マウンテン・フライト

ただ息を呑んで沈黙してしまう経験はそれほどある訳ではないが、世界一の山と出会うマウンテン・フライトを経験した人はまさしく、そんな経験をするのだ。ネパールの観光の一番人気のあるコースの一つがこのマウンテン・フライトである。現在4社がヒマラヤの雪を頂いた峰を見物する遊覧飛行を定期的に運行している。

マウンテン・フライトは老若男女誰にでも喜ばれる。ネパールでの滞在の時間が限られていたり、体力的に自信がなかったりしてトレッキングに行けない旅行者にとっては、わずか一時間の間にヒマラヤのパノラマを楽しめる便利で快適なフライトである。また、トレッキングでヒマラヤを楽しんできた人にとっても、空の上から、別な視点でヒマラヤを「征服」した気分になれるのが、このフライトのおもしろい所であろう。

早朝、カトマンズを離陸した飛行機は高度を上げつつ、向きを東に取る。すぐに、太古の昔からそびえているヒマラヤが視界には飛び込んでくる。

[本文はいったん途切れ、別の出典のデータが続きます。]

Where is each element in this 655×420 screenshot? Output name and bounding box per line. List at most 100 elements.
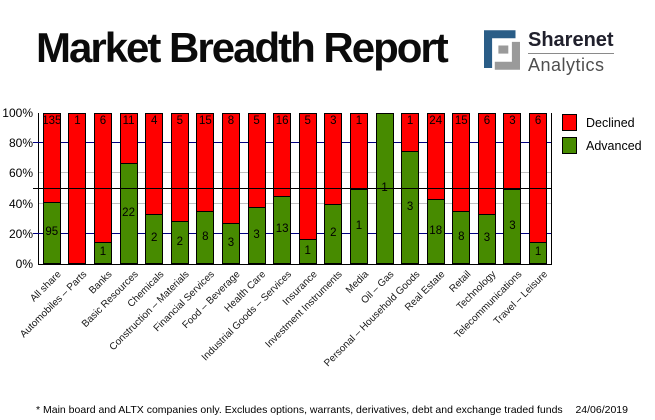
advanced-segment: 8 (196, 211, 215, 264)
declined-count: 5 (304, 115, 311, 127)
axis-tick-20 (33, 232, 39, 234)
gridlines (33, 113, 551, 264)
advanced-segment: 3 (247, 207, 266, 264)
declined-segment: 24 (426, 113, 445, 200)
advanced-segment: 3 (477, 213, 496, 264)
x-axis-labels: All share Automobiles – Parts Banks Basic R… (18, 266, 550, 396)
y-tick-label: 40% (8, 196, 33, 211)
declined-count: 15 (198, 115, 212, 127)
bar-slot: 24 18 (423, 113, 449, 264)
declined-count: 135 (42, 115, 62, 127)
advanced-segment: 3 (401, 150, 420, 264)
advanced-count: 1 (99, 246, 107, 259)
advanced-segment: 2 (324, 203, 343, 264)
declined-segment: 6 (93, 113, 112, 243)
bar-industrial-goods-services: 16 13 (273, 113, 292, 264)
declined-count: 1 (355, 115, 363, 127)
bar-financial-services: 15 8 (196, 113, 215, 264)
advanced-segment: 2 (170, 220, 189, 264)
logo-divider (528, 53, 614, 54)
gridline-80 (39, 142, 551, 144)
advanced-count: 2 (150, 232, 158, 245)
logo-subtitle-text: Analytics (528, 55, 605, 75)
legend: Declined Advanced (562, 114, 642, 160)
advanced-count: 3 (227, 236, 235, 249)
advanced-count: 1 (355, 219, 363, 232)
advanced-count: 1 (534, 246, 542, 259)
advanced-segment: 1 (298, 238, 317, 264)
advanced-segment: 3 (221, 222, 240, 264)
bar-all-share: 135 95 (42, 113, 62, 264)
advanced-segment: 2 (145, 213, 164, 264)
advanced-segment: 13 (273, 196, 292, 264)
report-date: 24/06/2019 (575, 404, 628, 416)
advanced-count: 95 (45, 226, 59, 239)
declined-segment: 5 (298, 113, 317, 239)
y-tick-label: 100% (2, 106, 33, 120)
logo-brand-text: Sharenet (528, 29, 614, 51)
declined-segment: 15 (196, 113, 215, 212)
declined-segment: 8 (221, 113, 240, 223)
legend-item-advanced: Advanced (562, 137, 642, 154)
declined-segment: 1 (68, 113, 87, 264)
declined-count: 11 (122, 115, 135, 127)
y-axis-labels: 100% 80% 60% 40% 20% 0% (0, 107, 38, 270)
y-tick-label: 20% (8, 226, 33, 241)
declined-count: 24 (429, 115, 443, 127)
y-tick-label: 80% (8, 136, 33, 151)
bar-slot: 15 8 (193, 113, 219, 264)
declined-segment: 11 (119, 113, 138, 164)
gridline-40 (39, 202, 551, 204)
sharenet-logo-icon (484, 30, 520, 70)
advanced-segment: 3 (503, 188, 522, 264)
advanced-segment: 1 (375, 113, 394, 264)
bar-slot: 16 13 (269, 113, 295, 264)
declined-segment: 5 (170, 113, 189, 221)
bar-retail: 15 8 (452, 113, 471, 264)
declined-segment: 3 (503, 113, 522, 189)
declined-swatch (562, 114, 577, 131)
declined-count: 6 (534, 115, 542, 127)
advanced-segment: 1 (529, 242, 548, 264)
bar-basic-resources: 11 22 (119, 113, 138, 264)
advanced-count: 2 (330, 227, 337, 240)
declined-count: 3 (509, 115, 516, 127)
y-tick-label: 0% (15, 257, 33, 271)
declined-count: 3 (330, 115, 337, 127)
declined-segment: 4 (145, 113, 164, 214)
advanced-count: 18 (429, 224, 443, 237)
bar-real-estate: 24 18 (426, 113, 445, 264)
bar-oil-gas: 1 (375, 113, 394, 264)
advanced-count: 3 (406, 200, 414, 213)
declined-count: 1 (406, 115, 414, 127)
gridline-60 (39, 172, 551, 174)
advanced-count: 3 (483, 232, 491, 245)
footer: * Main board and ALTX companies only. Ex… (36, 404, 628, 416)
advanced-count: 1 (304, 244, 311, 257)
declined-segment: 3 (324, 113, 343, 204)
declined-count: 1 (74, 115, 81, 127)
gridline-20 (39, 232, 551, 234)
advanced-count: 1 (381, 182, 387, 195)
declined-count: 5 (253, 115, 260, 127)
axis-tick-80 (33, 142, 39, 144)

左手の遥か向こうにゴサイタン(Gosaithan)別名シシャ・パングマ(Shisha Pangma)が8013メートルの雄姿を見せる。そのすぐ右手には、雪に覆われた数字の8を横たえたような姿のドルジェ・ラゥパ(Dorje Lakpa) (6,966 メートル)が見える。そのまた右に、カトマンズ盆地から浮かび上がるようにプルビ−ギャチュ(Phurbi-Ghyachu)がある。

飛行機は更にヒマラヤに近づいていく。その次に見えてくるのが高さは5933メートルと小ぶりであるが独立峰で目立つ、まだ未登峰のチョバ−バマレ(Choba-Bhamare)である。その次が形の美しさもさる事ながら、宗教的にも重要なガウリ・シャンカール(Gauri Shanker)。シヴァ神とその妻のガウリはこの峰を守っているといわれている。標高7134メートル。1979年までは登山家の挑戦をを寄せ付けなかった。マウンテン・フライトの間に見られる山の中でも鋭く特に目立つ山である。

飛行機はさらに東へ向かう。東ヒマラヤの雄大な峰が続く。7023メートル、台地状の山メルンツェ(Melungtse)。チュギマゴ(Chugimago)6297メートルは、未登峰である。ヌンブー(Numbur)6956メートルは空に盛り上がる胸の形をしている。これはソルクンブのシェルパの人たちにミルクを出していると信じられている。カリョルン(Karyolung)6511メートルは真っ白な峰で、日の出の光に照り輝く姿は美しい。チョ−オユ(Cho-Oyu)は、世界第8位の高峰である。8201メートルの姿は飛行機から見るととりわけ美しい。

ギャチュンカン(Gyachungkang)7952メートルは登るのが極めて困難な山といわれている。その右にプモリ(Pumor)7161メートルがある。次第にエヴェレストに近づいていくとヌプツェ(Nuptse)7855メートルがある。その名前はエヴェレストの西にあるので、「西の峰」の意である。そしてエヴェレスト(8,848 m)に到着する。ネパール語で「サガルマータ(Sagarmatha)」また、チベット語では「チョモランマ(Chomolungma)」と呼ばれている。エヴェレストについては多くを語る必要がないほどよく知られて山であるが、実際にマウンテン・フライトで眼前にそびえる姿を見ると、やはり地球上で一番高い地点、その不思議さを感じてしまうのである。